To meet this test, the agreement needs strong intellectual property provisions, which several TPP negotiating parties are reportedly resisting. The United States is the traditional advocate for IP protection in trade negotiations. But as countries in the Asia-Pacific seek to transform their economies and rely less on low wages to compete, they should recognize that their longer-term interests also lie in strong patents and other IP rights.

Three areas bear particular note:

* Data protection for biologics. Biotechnology and biologic medicines are highly complex, research-intensive fields that use sophisticated tools such as genome sequencing and recombinant DNA techniques to create new medical discoveries. The United States helped pioneer these technologies, and today is responsible for 80% of the world's biotech research and development, including roughly half of all new biologic drugs. U.S. law incentivizes the enormous investments in biologics research by allowing innovators to prevent their competitors from using that data for a sufficient period of time, to allow the innovators to recoup their investments. The TPP should do the same.

* Trade secrets. Innovative sectors-including information and communications technology and advanced manufacturing-all depend on trade secret protection.
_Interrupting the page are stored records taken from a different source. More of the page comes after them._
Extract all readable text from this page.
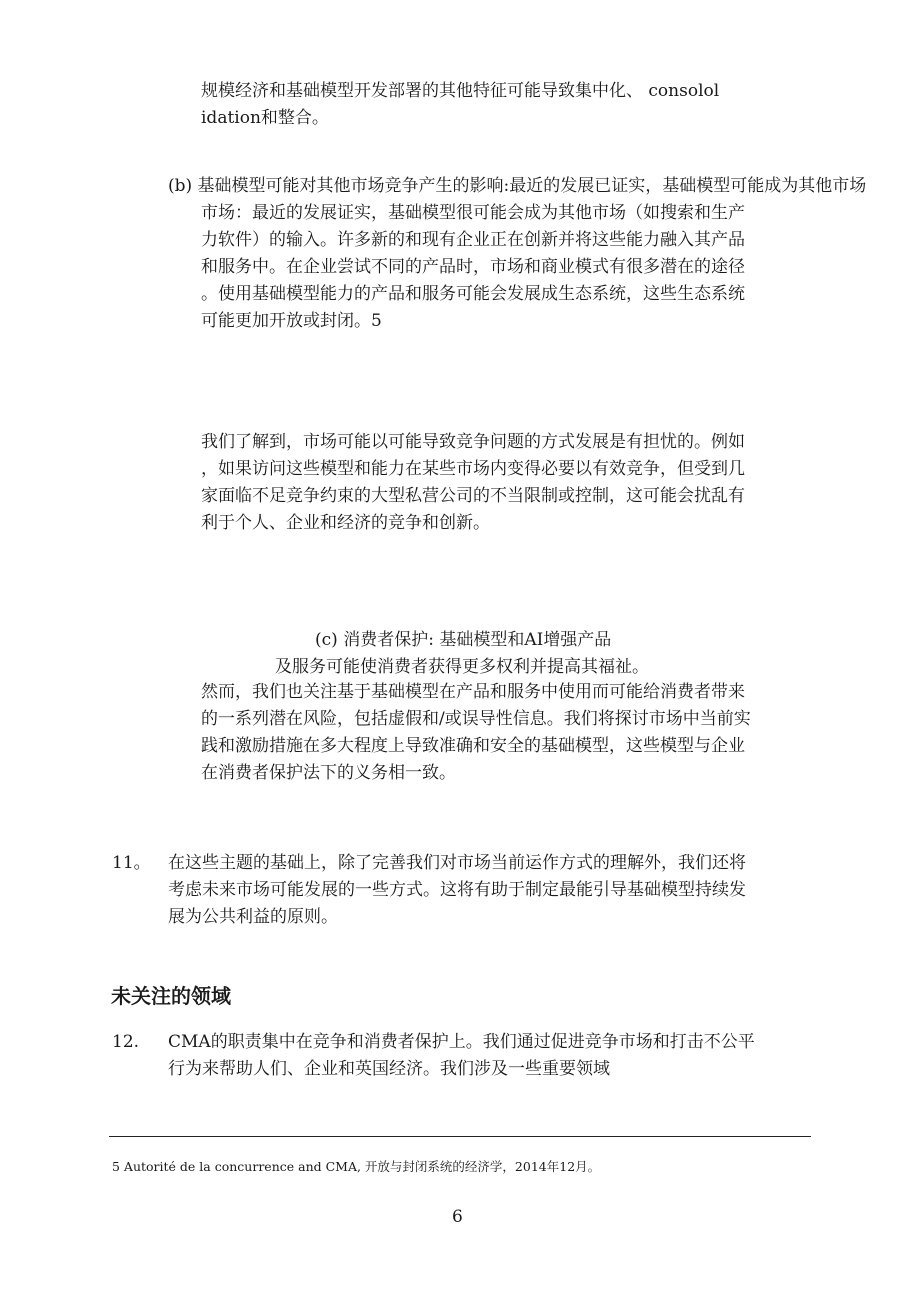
规模经济和基础模型开发部署的其他特征可能导致集中化、 consolol
idation和整合。
(b) 基础模型可能对其他市场竞争产生的影响:最近的发展已证实，基础模型可能成为其他市场
市场：最近的发展证实，基础模型很可能会成为其他市场（如搜索和生产
力软件）的输入。许多新的和现有企业正在创新并将这些能力融入其产品
和服务中。在企业尝试不同的产品时，市场和商业模式有很多潜在的途径
。使用基础模型能力的产品和服务可能会发展成生态系统，这些生态系统
可能更加开放或封闭。5
我们了解到，市场可能以可能导致竞争问题的方式发展是有担忧的。例如
，如果访问这些模型和能力在某些市场内变得必要以有效竞争，但受到几
家面临不足竞争约束的大型私营公司的不当限制或控制，这可能会扰乱有
利于个人、企业和经济的竞争和创新。
(c) 消费者保护: 基础模型和AI增强产品
及服务可能使消费者获得更多权利并提高其福祉。
然而，我们也关注基于基础模型在产品和服务中使用而可能给消费者带来
的一系列潜在风险，包括虚假和/或误导性信息。我们将探讨市场中当前实
践和激励措施在多大程度上导致准确和安全的基础模型，这些模型与企业
在消费者保护法下的义务相一致。
11。 在这些主题的基础上，除了完善我们对市场当前运作方式的理解外，我们还将
考虑未来市场可能发展的一些方式。这将有助于制定最能引导基础模型持续发
展为公共利益的原则。
未关注的领域
12. CMA的职责集中在竞争和消费者保护上。我们通过促进竞争市场和打击不公平
行为来帮助人们、企业和英国经济。我们涉及一些重要领域
5 Autorité de la concurrence and CMA, 开放与封闭系统的经济学，2014年12月。
6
Indeed, the value of trade secrets such as know-how owned by U.S. companies has been estimated at $5 trillion. These assets are particularly fragile; once a trade secret is disclosed, the damage is done. At the same time, the threat to trade secrets from economic espionage is growing. The TPP should include strong provisions that promote the protection of trade secrets and other commercially sensitive information.
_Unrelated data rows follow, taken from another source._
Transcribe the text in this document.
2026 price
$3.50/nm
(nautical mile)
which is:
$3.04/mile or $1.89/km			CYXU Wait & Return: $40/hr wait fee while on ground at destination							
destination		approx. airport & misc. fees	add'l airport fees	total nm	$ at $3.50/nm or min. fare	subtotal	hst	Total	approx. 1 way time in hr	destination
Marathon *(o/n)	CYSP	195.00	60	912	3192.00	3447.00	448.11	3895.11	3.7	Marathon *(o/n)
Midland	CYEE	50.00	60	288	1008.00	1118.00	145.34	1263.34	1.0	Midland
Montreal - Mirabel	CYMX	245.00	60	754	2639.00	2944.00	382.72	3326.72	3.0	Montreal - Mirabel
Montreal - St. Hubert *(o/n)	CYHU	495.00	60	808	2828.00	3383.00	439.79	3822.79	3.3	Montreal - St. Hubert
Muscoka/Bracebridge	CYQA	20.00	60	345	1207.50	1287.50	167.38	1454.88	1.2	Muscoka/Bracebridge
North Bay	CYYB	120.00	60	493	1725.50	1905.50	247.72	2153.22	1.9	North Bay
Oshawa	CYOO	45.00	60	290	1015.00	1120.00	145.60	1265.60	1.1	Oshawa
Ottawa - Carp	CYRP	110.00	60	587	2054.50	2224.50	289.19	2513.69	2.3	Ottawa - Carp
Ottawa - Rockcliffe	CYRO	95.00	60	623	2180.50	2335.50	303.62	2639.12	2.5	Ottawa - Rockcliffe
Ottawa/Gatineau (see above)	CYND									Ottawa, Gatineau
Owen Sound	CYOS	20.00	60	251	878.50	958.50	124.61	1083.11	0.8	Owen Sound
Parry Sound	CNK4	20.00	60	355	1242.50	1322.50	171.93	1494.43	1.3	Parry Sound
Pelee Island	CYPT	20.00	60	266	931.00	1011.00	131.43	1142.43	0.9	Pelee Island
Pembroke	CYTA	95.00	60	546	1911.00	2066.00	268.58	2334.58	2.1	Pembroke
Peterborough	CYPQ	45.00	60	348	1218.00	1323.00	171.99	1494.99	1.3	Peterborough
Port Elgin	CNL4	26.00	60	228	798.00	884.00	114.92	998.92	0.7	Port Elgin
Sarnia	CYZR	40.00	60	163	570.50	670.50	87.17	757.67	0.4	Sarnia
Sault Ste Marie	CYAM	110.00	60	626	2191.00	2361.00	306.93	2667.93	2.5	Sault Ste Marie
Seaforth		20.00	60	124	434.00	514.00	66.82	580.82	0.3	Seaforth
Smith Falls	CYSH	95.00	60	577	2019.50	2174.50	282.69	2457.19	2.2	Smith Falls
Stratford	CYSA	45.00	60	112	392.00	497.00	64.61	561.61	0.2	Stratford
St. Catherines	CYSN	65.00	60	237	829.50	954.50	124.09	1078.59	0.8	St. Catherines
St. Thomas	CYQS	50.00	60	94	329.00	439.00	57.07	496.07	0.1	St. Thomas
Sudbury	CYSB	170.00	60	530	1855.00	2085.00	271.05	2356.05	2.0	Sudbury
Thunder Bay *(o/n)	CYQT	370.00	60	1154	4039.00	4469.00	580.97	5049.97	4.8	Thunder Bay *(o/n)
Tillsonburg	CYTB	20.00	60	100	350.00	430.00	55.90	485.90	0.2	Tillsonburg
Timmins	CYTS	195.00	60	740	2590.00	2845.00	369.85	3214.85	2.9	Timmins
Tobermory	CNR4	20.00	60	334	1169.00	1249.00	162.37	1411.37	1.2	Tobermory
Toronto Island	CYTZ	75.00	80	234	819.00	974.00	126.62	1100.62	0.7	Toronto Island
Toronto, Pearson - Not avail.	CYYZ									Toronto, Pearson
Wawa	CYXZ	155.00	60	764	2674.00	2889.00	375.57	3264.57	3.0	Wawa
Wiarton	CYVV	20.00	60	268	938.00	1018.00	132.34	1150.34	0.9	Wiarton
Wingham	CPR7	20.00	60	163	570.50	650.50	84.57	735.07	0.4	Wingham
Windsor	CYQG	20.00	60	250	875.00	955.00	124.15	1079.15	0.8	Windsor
* Forced technology transfer. China and other key developing countries have sought to force companies to transfer technology as a condition of doing business in their markets. This occasionally comes in the form of de jure conditions on market access. More frequently, businesses are subject to coercion from the host government-for instance, to set up an R&D facility or transfer technology before discretionary approvals will be granted. Current trade rules address these practices only to a very limited degree. The TPP should go further and include strong, enforceable provisions that prohibit governments and state-sponsored enterprises from forcing or coercing technology transfer..

In all of these areas, the United States should seek the highest possible standards, consistent with U.S. law, and then strictly enforce them. The alternative is an international policy environment that enables free-riding on others' innovation, ultimately undermining the innovation that all governments need and want.

America's economic success will depend on our ability to innovate and to protect the global returns from that innovation. As U.S. trade negotiators look to advance the TPP to conclusion in the coming months, they should keep this objective squarely in mind.

Ms. Barshefsky was the United States trade representative from 1997 to 2001.